Second, and more importantly, I have no interest in studying the niceties of economic modeling and other specfics of this science as I really see no need to. I focus personally on a few macro aspects of our economy and so far they seem to be telling the story quite well. Now I expect in different economic times different focus may make sense but right now my focus does not seem to be too bad.
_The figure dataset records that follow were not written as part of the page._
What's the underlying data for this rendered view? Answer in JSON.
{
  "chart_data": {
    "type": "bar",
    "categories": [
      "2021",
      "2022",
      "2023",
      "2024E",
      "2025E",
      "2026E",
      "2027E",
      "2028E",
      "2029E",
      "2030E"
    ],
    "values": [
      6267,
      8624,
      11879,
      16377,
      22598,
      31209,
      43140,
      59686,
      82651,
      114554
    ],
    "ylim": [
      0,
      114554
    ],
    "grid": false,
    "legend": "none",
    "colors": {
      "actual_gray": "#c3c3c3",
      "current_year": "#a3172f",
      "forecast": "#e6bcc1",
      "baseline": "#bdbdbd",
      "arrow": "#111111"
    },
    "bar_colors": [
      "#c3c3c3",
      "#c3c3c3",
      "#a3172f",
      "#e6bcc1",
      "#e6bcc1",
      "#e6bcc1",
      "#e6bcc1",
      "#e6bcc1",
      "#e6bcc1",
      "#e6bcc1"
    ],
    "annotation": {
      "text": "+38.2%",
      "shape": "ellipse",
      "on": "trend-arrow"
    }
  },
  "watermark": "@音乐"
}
My focus, if you want to know, is debt. I simply cannot understand - in my itty bitty non-economist brain - how the world economy can do well when by-and-large the largest economies have for 10-20 years been built off of debt. This is where 2 + 2 comes in. Over the past two decades in the U.S. wages have been stagnate, yet spending has increased. This was largely enabled due to easy credit, in no small part due to folks borrowing against their home piggy bank. At this point most piggy banks are broken, many homes are under water, credit is dried up for all but the most credit worthy and the math has changed. Easy credit no longer leads to a stable or expanding economy, it leads to a long and sustained recession but, hopefully, not a depression. Perhaps an economist can explain to me why I am wrong why debt will not lead to a sustained downturn.

So let's look at the record. Did economists at the Fed predict the worst recession since the Great Depression in 2008? I saw it coming and posted about it but I am no economist. That was an easy hit, so let me look further. If you have read this blog you have seen me, on regular basis - including in the past week - astounded by economists not seeing what is happening. Lest you think I am full of bull, just look at today's headlines. Economists did not see the drop in comsumer confidnece that was announced today:

http://www.conference-board.org/press/pressdetail.cfm?pressid=3949

How can they not see this coming. How can they not see the real estate market falling off drastically after tax incentives ended in April? I ask myself weekly how can they not get it! I am not railing against all economists. My point simply is that this economy is not subject to models built on the past. So I suspect that PhD economists are no better in these times to predict where we are going than the average man on the street - and perhaps in some respects less qualified.